North shore came about partially because of the terrain and how wet it was which related directly to how much damage bikers were doing. The 'elevated' the trail to stop the roots and drainage systems from getting damaged. If the trail is built properly it would work with the environment around it to help drainage and not damage the trees.

Now specifically to your question. In my experience a properly built trail for the environment is also well built, so I would ride it, one that is put up half assed without concern, also doesn't have much concern for rider safety. I don't trust stunts built by amateurs, and they are usually easy to see. Beyond that I know the builders in town and the newer trails are all built well and responsibly, they are also maintained and redirected at the first sign of a problem. So I have no issues. I have even closed off workarounds to stop from obvious problems occuring. If the riders and builders are responsible good trails can be made while also being concerned for the environment.

Great post. I think about the build and how it is affecting the environment almost every ride. I take note of drainage runs and whats happening to the "off" trail. Regardless of how fun the trail is, I definately avoid trails the can have a lasting affect on the environment. We obviously leave a footprint, it might as well be small :)
 

HypNoTic

Man Whore
Aug 3, 2004
144
0
Montreal, Qc
Disclaimer: I'm an IMBA representative and president of the local bike advocacy group (adsvmq.org).

Would you ride a trail or stunt that is obviously built irresponsibly or without regard to the enviroment?
Ride until we find something to fix. Fix it than continue. Yeah, all the time.

If a trail/stunt is built and it is not sustainable or causes damage to the ecosystem would you turn down that trail?
Yes, I would actually go 1 notch further than that.

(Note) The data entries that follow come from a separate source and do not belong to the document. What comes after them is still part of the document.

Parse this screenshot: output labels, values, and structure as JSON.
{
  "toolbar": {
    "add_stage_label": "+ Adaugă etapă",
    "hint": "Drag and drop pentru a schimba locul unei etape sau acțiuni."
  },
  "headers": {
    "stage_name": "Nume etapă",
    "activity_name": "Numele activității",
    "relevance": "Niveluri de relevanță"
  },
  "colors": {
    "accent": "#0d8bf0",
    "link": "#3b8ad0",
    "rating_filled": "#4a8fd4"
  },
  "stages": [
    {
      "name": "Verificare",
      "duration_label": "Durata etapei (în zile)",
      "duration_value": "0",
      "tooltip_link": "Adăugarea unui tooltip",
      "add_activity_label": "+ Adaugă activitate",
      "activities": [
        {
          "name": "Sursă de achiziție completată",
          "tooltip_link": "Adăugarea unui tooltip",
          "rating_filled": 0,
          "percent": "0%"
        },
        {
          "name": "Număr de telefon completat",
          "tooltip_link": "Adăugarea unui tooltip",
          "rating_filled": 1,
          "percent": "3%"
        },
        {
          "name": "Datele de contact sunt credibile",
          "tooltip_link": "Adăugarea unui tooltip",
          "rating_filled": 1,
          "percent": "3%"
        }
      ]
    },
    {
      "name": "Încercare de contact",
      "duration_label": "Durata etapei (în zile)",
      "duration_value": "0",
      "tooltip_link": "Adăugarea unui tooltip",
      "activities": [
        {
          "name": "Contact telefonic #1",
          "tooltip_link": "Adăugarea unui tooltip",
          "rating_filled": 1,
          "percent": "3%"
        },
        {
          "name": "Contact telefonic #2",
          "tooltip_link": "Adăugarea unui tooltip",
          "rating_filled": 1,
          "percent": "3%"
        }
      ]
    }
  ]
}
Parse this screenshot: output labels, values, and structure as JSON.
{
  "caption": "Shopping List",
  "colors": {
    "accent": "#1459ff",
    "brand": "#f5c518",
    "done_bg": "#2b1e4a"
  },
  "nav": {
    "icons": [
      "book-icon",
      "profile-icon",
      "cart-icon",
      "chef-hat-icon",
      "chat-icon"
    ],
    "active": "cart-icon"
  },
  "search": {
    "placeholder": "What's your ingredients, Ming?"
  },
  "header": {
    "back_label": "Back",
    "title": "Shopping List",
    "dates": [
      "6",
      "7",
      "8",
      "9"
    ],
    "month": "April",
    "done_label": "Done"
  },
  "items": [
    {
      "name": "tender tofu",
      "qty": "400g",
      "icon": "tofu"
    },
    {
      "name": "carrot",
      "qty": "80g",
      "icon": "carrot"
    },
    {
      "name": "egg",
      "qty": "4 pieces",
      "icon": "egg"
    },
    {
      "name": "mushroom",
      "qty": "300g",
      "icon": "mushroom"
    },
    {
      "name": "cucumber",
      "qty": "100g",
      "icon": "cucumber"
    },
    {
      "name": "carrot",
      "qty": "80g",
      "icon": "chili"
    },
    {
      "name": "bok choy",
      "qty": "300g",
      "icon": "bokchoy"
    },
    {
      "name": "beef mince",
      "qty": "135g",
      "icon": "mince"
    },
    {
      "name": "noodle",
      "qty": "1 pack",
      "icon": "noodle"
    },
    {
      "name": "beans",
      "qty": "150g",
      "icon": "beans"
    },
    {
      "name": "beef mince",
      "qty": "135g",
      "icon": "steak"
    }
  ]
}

We actually destroyed a very badly built "Shore style" stunt last weekend. Kids built something with plywood directly nailed to live tree and didnt manage to build a landing to their drop. It was built without permission from the land owner and dangerous to the other trails users. The chain-saw fixed this issue. We will talk to the parents to the kids and invite them to a trail maintenance day where we build in a much cleaner way.

Say a trail runs through a wetland or a silted creek and many other riders before you turned down that trail would you turn down it also?
Rock armoring and bridges are magic.

If a stunt is built by nailing a spike into a live tree woud you ride that stunt?
No. See comment higher.

If a stunt was built using freshly cut live trees would you say damage done and ride it anyways?
Most of the time, the stunt can be re-arranged to reduce the impact of the environment.

If a trail turned down a steep hill that suddenly ended or turned at the bottom and the only way you could ride it was by dragging your rear wheel and making a rut worse would you turn down that trail?
I'd build a nice berm with proper signage uphill to warn riders of the stunt, and most likely, build a chicken-pass aside.

If a climb required you to sidehill and churn up a fragile hillside would you still attempt to climb it?
I would armor it before going uphill.

Again, this is more about me and few friends but we're starting to get more peoples aware of the facts that trails NEEDS maintenance. The land itself need management in case the trails is not properly maintained (close the trail, build a new line with proper technique). But most of all, get the riders to give back to the trails they love to ride.